In quanto alla mia amica, lei dopo vent’anni di duro lavoro dietro la cattedra, ha mollato; ha mollato per sfibramento, perché insegnare è un lavoro duro, impegnativo, rigoroso, complesso, ma che richiede quel briciolo di poesia e di immaginazione che nessuna disciplina e nessun senso del dovere possono dare.
Antonella
TERZO RACCONTO
LA PRIMA ORA DI INGLESE
La prima lezione in prima superiore è un momento delicato; è la “lezione-radice”, quella che imposta un’atmosfera.
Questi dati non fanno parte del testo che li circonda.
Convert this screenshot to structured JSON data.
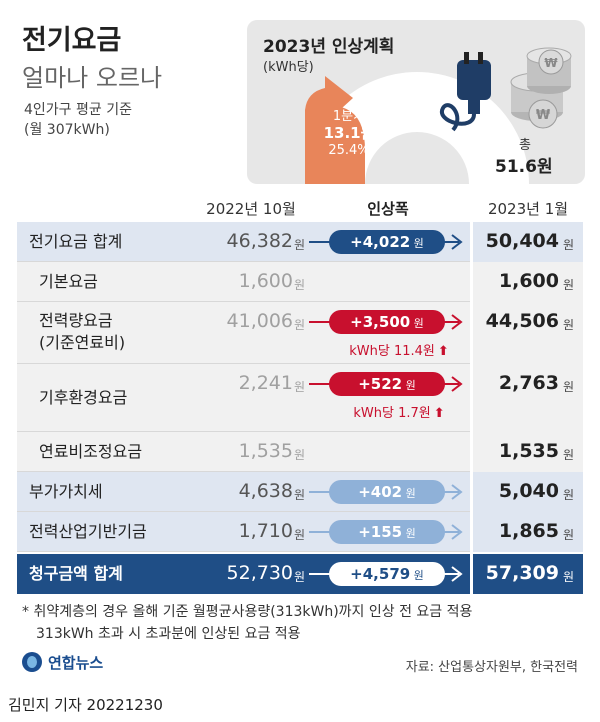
{
  "header": {
    "title": "전기요금",
    "subtitle": "얼마나 오르나",
    "basis_line1": "4인가구 평균 기준",
    "basis_line2": "(월 307kWh)"
  },
  "plan": {
    "title": "2023년 인상계획",
    "unit": "(kWh당)",
    "q1_label": "1분기",
    "q1_value": "13.1원",
    "q1_pct": "25.4%",
    "q1_share": 0.254,
    "total_label": "총",
    "total_value": "51.6원"
  },
  "columns": {
    "before": "2022년 10월",
    "change": "인상폭",
    "after": "2023년 1월"
  },
  "unit_won": "원",
  "rows": [
    {
      "label": "전기요금 합계",
      "before": "46,382",
      "change": "+4,022",
      "after": "50,404",
      "note": "",
      "style": "sum"
    },
    {
      "label": "기본요금",
      "before": "1,600",
      "change": "",
      "after": "1,600",
      "note": "",
      "style": "sub"
    },
    {
      "label": "전력량요금",
      "label2": "(기준연료비)",
      "before": "41,006",
      "change": "+3,500",
      "after": "44,506",
      "note": "kWh당 11.4원",
      "style": "sub-red"
    },
    {
      "label": "기후환경요금",
      "before": "2,241",
      "change": "+522",
      "after": "2,763",
      "note": "kWh당 1.7원",
      "style": "sub-red"
    },
    {
      "label": "연료비조정요금",
      "before": "1,535",
      "change": "",
      "after": "1,535",
      "note": "",
      "style": "sub"
    },
    {
      "label": "부가가치세",
      "before": "4,638",
      "change": "+402",
      "after": "5,040",
      "note": "",
      "style": "light"
    },
    {
      "label": "전력산업기반기금",
      "before": "1,710",
      "change": "+155",
      "after": "1,865",
      "note": "",
      "style": "light"
    },
    {
      "label": "청구금액 합계",
      "before": "52,730",
      "change": "+4,579",
      "after": "57,309",
      "note": "",
      "style": "total"
    }
  ],
  "footnote": {
    "line1": "* 취약계층의 경우 올해 기준 월평균사용량(313kWh)까지 인상 전 요금 적용",
    "line2": "313kWh 초과 시 초과분에 인상된 요금 적용"
  },
  "logo_text": "연합뉴스",
  "source": "자료: 산업통상자원부, 한국전력",
  "byline": "김민지 기자  20221230",
  "colors": {
    "navy": "#1f4e86",
    "red": "#c8102e",
    "light_blue": "#8fb1d8",
    "orange": "#e8855a",
    "row_tint": "#dfe6f1",
    "row_plain": "#f1f1f1"
  },
  "chart_data": {
    "type": "table",
    "columns": [
      "2022년 10월",
      "인상폭",
      "2023년 1월"
    ],
    "categories": [
      "전기요금 합계",
      "기본요금",
      "전력량요금(기준연료비)",
      "기후환경요금",
      "연료비조정요금",
      "부가가치세",
      "전력산업기반기금",
      "청구금액 합계"
    ],
    "series": [
      {
        "name": "2022년 10월",
        "values": [
          46382,
          1600,
          41006,
          2241,
          1535,
          4638,
          1710,
          52730
        ]
      },
      {
        "name": "인상폭",
        "values": [
          4022,
          0,
          3500,
          522,
          0,
          402,
          155,
          4579
        ]
      },
      {
        "name": "2023년 1월",
        "values": [
          50404,
          1600,
          44506,
          2763,
          1535,
          5040,
          1865,
          57309
        ]
      }
    ],
    "plan": {
      "q1": 13.1,
      "total": 51.6,
      "q1_pct": 25.4
    }
  }
}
Quest’anno mi hanno spostato al liceo classico, quindi so già che quanto meno si tratterà di ragazzini motivati e disposti al lavoro. Sono fortunata!
Però.
I ragazzi arrivano sempre meno preparati in inglese, o forse – più precisamente – la preparazione è sempre più eterogenea: il bravo e chi non ha capito nulla, fianco a fianco (qualche giorno dopo, il test d’ingresso confermerà).
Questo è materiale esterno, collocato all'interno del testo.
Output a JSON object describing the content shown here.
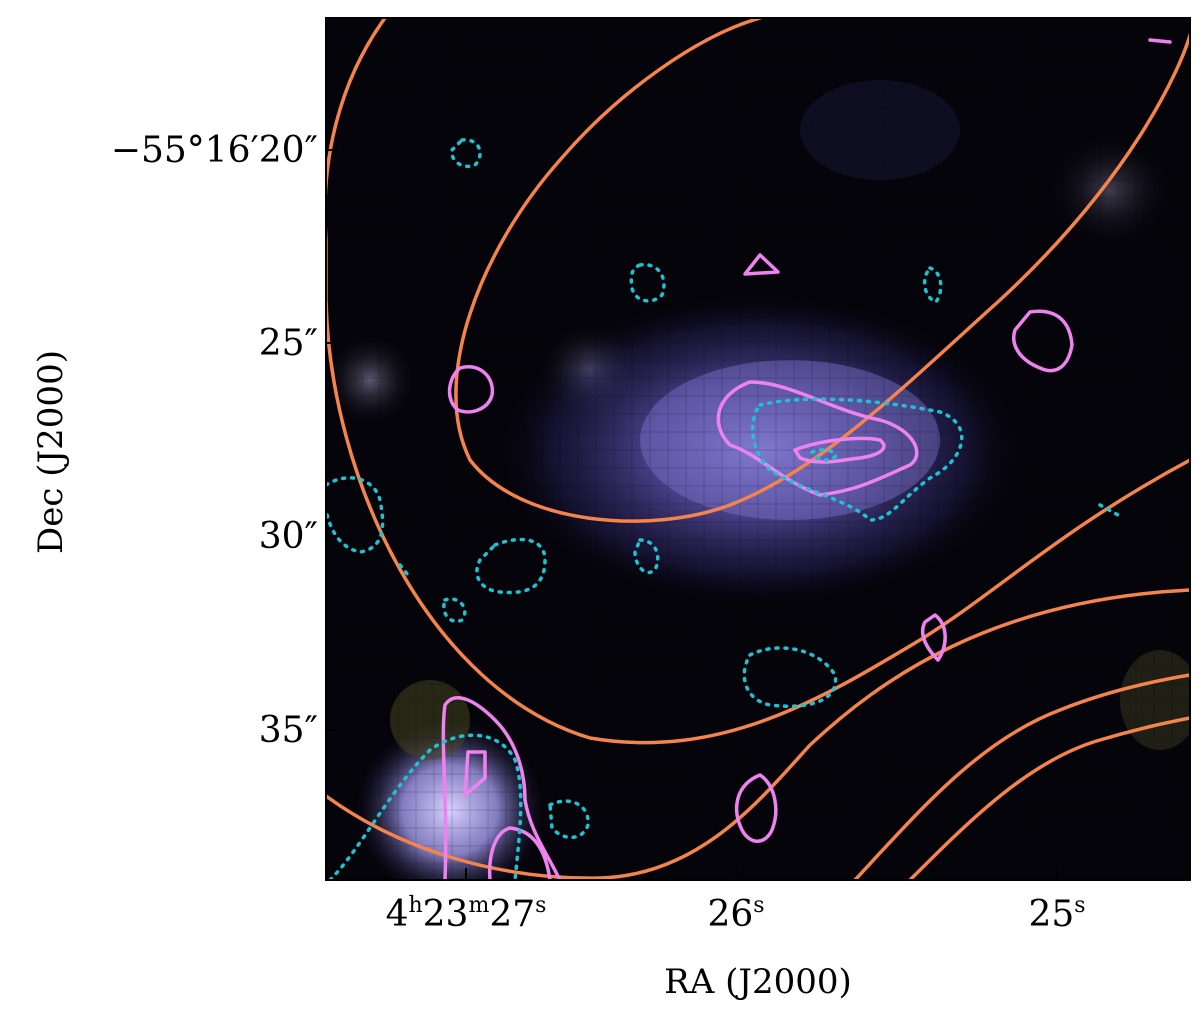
{
  "figure": {
    "xlabel": "RA (J2000)",
    "ylabel": "Dec (J2000)",
    "x_ticks": [
      {
        "main": "4",
        "sup1": "h",
        "mid": "23",
        "sup2": "m",
        "end": "27",
        "sup3": "s"
      },
      {
        "main": "26",
        "sup": "s"
      },
      {
        "main": "25",
        "sup": "s"
      }
    ],
    "y_ticks": [
      "−55°16′20″",
      "25″",
      "30″",
      "35″"
    ]
  },
  "colors": {
    "frame": "#000000",
    "orange_contour": "#f5844c",
    "magenta_contour": "#ee82ee",
    "cyan_contour": "#1ec3d2",
    "galaxy_core": "#8a82d8",
    "bright_source": "#c9c2f2"
  }
}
I miei due nemici si chiamano Scoraggiamento e Noia, quelli che “Cosa-perdi-tempo-con-me, sono-un-caso-perduto” e quelli che “Oh-no, ancora-con-gli-aggettivi-possessivi”.
Li saluto allegramente, li guardo per bene e afferro il mio primo strumento magico: l’elenco dei nomi. Leggo ad alta voce lentamente, alzando gli occhi e osservando bene ogni viso. Mi assicuro di pronunciare correttamente tutti i cognomi. Vi vedo. Esistete. Vi faccio spazio.
Li avviso che non ho buona memoria. Ci metterò molto tempo a imparare i visi, i nomi. Dovranno avere pazienza con me.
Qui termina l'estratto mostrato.